Back home, and two big names commanding attention will be advertising and media giant WPP and mining group BHP Billiton. WPP produced a detailed five-month trading update in June covering the first five months of the year, so analysts are not expecting much to have changed at this interim stage. The dollar will continue to have had an impact, but pre-tax profits are expected to move from £197.1m to around £225.6m.

Meanwhile, net final profits at BHP are predicted to surge by a hefty 60 per cent to $3.15bn (£1.71bn) as it benefits from historic high prices for commodities such as copper, higher volumes and cost-cutting measures across the group.

Another well-known name returning to the news pages - but not in the way he would prefer - is disgraced media mogul Lord Black. On Friday, Richard Breeden, formerly the chairman of the US Securities and Exchange Commission, will present a court in Chicago with his report on $300m of disputed payments made from the coffers of former Telegraph Group owner Hollinger International.

It could then be used as evidence in a $1.25bn racketeering claim brought by Hollinger International against Lord Black and his associates.
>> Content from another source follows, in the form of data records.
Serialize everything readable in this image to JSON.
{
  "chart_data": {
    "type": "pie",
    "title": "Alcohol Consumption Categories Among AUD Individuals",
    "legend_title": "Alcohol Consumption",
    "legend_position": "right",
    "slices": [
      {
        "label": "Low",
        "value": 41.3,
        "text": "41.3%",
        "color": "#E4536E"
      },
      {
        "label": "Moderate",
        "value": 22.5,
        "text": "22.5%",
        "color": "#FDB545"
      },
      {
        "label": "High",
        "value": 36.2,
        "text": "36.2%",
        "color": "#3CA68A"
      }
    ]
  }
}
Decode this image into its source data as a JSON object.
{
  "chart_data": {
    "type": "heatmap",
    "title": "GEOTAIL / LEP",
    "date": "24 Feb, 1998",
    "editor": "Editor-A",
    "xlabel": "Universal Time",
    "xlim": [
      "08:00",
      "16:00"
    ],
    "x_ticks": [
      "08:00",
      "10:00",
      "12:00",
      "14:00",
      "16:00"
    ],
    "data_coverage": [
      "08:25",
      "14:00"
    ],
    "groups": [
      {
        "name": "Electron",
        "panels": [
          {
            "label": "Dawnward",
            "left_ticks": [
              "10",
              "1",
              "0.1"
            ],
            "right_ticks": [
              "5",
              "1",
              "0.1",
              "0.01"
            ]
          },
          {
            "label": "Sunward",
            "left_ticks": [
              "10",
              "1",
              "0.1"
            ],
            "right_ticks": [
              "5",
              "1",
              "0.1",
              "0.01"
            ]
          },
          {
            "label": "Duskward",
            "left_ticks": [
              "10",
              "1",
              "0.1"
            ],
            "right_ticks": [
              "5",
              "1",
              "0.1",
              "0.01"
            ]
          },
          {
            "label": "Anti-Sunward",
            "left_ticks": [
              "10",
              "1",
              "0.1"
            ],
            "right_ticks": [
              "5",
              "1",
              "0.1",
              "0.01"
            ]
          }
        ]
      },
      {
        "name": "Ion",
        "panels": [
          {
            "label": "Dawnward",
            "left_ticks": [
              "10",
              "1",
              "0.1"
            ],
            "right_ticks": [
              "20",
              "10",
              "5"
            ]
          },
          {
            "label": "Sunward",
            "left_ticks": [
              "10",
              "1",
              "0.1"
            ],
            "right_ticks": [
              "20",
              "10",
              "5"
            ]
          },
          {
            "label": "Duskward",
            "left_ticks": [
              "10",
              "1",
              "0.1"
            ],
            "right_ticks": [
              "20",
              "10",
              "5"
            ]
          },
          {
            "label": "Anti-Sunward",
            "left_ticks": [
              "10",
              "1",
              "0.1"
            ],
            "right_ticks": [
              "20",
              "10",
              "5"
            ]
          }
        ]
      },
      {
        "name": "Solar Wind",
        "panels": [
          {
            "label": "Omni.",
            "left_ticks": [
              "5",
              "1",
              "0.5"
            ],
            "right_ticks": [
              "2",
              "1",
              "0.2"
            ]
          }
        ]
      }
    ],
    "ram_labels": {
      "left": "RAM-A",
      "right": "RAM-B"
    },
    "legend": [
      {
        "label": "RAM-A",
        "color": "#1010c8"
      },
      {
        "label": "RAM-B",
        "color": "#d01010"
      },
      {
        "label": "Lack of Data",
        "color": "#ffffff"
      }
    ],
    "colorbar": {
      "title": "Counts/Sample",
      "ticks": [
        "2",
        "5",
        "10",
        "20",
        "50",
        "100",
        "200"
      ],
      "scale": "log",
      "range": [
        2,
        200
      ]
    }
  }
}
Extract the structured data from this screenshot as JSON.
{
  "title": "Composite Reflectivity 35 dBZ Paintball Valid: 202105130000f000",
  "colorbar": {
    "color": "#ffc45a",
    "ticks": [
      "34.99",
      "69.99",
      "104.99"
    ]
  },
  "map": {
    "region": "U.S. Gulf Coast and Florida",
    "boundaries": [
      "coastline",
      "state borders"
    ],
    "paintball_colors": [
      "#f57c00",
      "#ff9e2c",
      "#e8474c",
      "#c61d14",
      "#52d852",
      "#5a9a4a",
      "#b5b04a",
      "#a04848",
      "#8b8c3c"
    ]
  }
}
The SEC, which is investigating the payments, will also be interested.

On the economic front, the focus will be on the minutes of the Monetary Policy Committee's latest meeting, when interest rates were increased by a quarter point to 4.75 per cent.

They will outline what was discussed during the meeting and could well give an indication of if or when another rise will occur. Most believe it will not be next month - a theory backed last week by the Bank of England's Inflation Report, which implied that the MPC believes its work in getting rates back to normal is drawing to a close.

Also out this week are the latest house price survey from the Royal Institute of Chartered Surveyors and official retail sales data. No one is expecting these announcements to change that view on interest rates.

Philip Shaw, an economist at Investec bank, says: "Overall, the brief period of monetary policy aggression, when rates were raised three times in four meetings, seems to have given way to a return to more measured increases in interest rates.

"This suggests to us that rates will not rise again until November and that a final move to 5.25 per cent early next year will be sufficient to rein in the exuberant UK consumer."

CALENDAR

Tomorrow 16

UK: Results: (interim) Lookers, Michael Page International, Systems Union Group.

Denmark: Results: (final) Bang & Olufsen.

Tuesday 17

UK: Results: (I) Angle, Berkeley Morgan; (second quarter) Turbo Genset.

Switzerland: Results: (I) Nestlé.

Wednesday 18

UK: Results: (I) BPP Holdings, Financial Objects, IQE.

US: Results: (Q2) Borders Group, Saks; (Q4) Estée Lauder.

Thursday 19

UK: Results: (I) Aricom, Edinburgh Oil & Gas.

US: Results: (Q2) Barnes & Noble, Foot Locker, The Gap.

Friday 20

UK: Results: (I) Quarto, T Clarke, WPP.